Evading Data Contamination Detection for Language Models is (too) Easy

Evading Data Contamination Detection for Language Models is (too) Easy

12 Feb 2024 | Jasper Dekoninck, Mark Niklas Müller, Maximilian Baader, Marc Fischer, Martin Vechev
The paper "Evading Data Contamination Detection for Language Models is (too) Easy" by Jasper Dekoninck, Mark Niklas Müller, Maximilian Baader, Marc Fischer, and Martin Vechev discusses the issue of data contamination in large language models (LLMs) and the potential for malicious actors to exploit this to improve model performance while evading detection methods. The authors argue that current contamination detection methods are insufficient to address the threat of deliberate contamination by malicious model providers.
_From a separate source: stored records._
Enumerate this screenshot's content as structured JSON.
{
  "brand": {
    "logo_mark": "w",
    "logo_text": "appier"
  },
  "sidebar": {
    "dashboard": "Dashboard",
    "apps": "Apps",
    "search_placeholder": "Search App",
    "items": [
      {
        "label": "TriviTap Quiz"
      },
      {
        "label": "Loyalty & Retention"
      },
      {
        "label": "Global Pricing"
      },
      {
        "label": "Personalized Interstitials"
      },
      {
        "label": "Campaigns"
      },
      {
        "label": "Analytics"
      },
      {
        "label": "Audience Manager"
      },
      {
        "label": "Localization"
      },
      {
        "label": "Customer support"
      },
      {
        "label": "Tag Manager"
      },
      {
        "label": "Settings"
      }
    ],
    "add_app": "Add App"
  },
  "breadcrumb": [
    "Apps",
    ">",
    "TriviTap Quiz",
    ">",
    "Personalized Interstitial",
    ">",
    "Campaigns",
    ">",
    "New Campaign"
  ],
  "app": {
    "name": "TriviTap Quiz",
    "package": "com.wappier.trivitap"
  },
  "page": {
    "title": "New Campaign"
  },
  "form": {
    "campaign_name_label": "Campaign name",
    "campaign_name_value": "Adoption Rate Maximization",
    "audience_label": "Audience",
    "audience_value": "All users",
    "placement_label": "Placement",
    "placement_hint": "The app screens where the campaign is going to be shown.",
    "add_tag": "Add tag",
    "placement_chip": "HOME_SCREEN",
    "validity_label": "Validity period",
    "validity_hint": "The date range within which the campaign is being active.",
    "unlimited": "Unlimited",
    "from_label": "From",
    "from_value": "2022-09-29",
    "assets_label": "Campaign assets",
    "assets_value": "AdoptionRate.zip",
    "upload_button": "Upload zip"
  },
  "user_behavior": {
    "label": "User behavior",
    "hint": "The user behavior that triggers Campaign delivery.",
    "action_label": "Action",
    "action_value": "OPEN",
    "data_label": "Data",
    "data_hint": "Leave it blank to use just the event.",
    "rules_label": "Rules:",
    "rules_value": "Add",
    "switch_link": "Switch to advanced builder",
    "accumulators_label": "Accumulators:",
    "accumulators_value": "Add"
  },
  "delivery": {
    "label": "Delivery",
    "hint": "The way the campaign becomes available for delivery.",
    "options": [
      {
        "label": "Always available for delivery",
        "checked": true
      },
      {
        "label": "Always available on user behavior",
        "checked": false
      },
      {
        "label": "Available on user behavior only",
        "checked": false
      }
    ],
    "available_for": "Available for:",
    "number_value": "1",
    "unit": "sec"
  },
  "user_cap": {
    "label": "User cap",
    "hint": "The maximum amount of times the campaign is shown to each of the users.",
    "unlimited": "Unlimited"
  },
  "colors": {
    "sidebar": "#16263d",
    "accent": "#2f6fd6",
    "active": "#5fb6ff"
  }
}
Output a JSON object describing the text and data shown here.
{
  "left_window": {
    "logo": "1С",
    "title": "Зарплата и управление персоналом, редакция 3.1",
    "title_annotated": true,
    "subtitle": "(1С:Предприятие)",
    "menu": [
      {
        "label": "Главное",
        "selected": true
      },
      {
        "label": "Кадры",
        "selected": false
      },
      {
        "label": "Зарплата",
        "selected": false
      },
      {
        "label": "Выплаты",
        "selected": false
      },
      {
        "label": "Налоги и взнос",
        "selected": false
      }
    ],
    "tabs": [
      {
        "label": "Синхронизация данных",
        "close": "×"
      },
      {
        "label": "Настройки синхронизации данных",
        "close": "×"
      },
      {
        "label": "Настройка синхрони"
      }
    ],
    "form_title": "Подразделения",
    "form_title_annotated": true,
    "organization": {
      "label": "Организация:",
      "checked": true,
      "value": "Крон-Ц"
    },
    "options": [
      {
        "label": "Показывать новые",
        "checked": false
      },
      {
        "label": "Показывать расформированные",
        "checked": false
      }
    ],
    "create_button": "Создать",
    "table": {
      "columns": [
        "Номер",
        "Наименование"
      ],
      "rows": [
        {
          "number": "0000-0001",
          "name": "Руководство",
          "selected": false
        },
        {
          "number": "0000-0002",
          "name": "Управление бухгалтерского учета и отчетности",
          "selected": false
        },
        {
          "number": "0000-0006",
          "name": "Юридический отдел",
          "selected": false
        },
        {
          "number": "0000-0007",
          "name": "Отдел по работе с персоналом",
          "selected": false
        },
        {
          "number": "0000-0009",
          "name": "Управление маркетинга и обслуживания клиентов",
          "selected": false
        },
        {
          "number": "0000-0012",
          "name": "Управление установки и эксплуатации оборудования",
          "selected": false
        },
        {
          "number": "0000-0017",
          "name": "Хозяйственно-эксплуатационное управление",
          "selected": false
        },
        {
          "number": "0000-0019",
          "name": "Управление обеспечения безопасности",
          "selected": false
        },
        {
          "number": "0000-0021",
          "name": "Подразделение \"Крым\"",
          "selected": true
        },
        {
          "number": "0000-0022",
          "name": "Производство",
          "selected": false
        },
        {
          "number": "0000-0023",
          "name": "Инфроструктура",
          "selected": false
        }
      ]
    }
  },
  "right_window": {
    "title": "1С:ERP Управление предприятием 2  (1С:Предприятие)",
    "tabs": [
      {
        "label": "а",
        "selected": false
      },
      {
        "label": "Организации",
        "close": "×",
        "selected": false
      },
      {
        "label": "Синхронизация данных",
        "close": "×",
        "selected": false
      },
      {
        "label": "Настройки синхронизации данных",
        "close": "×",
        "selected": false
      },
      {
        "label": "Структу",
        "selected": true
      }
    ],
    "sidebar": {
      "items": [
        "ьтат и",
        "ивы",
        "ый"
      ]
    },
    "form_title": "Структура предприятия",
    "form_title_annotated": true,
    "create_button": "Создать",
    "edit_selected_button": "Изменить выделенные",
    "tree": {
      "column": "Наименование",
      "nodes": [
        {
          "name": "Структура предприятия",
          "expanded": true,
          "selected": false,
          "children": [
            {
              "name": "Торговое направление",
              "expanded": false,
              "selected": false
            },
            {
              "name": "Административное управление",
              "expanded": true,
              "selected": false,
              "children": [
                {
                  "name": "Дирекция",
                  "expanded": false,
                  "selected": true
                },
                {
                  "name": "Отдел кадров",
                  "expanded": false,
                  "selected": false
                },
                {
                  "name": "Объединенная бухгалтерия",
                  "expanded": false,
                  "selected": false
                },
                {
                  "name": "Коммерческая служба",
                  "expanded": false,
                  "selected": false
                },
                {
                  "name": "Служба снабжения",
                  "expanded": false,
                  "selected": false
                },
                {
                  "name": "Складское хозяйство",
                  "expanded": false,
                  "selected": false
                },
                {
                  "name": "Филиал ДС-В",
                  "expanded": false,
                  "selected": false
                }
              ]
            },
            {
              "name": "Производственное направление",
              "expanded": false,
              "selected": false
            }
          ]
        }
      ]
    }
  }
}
They propose a categorization of model providers and contamination detection methods, revealing vulnerabilities that can be exploited through *Evasive Augmentation Learning* (EAL). EAL involves rephrasing benchmark samples during fine-tuning to increase model performance while evading detection. The paper demonstrates that EAL can significantly improve benchmark performance by up to 15% while evading all current detection methods. The authors conclude that the integrity of public benchmarks is at risk and call for more robust evaluation methods to address the issue.The paper "Evading Data Contamination Detection for Language Models is (too) Easy" by Jasper Dekoninck, Mark Niklas Müller, Maximilian Baader, Marc Fischer, and Martin Vechev discusses the issue of data contamination in large language models (LLMs) and the potential for malicious actors to exploit this to improve model performance while evading detection methods. The authors argue that current contamination detection methods are insufficient to address the threat of deliberate contamination by malicious model providers. They propose a categorization of model providers and contamination detection methods, revealing vulnerabilities that can be exploited through *Evasive Augmentation Learning* (EAL). EAL involves rephrasing benchmark samples during fine-tuning to increase model performance while evading detection. The paper demonstrates that EAL can significantly improve benchmark performance by up to 15% while evading all current detection methods. The authors conclude that the integrity of public benchmarks is at risk and call for more robust evaluation methods to address the issue.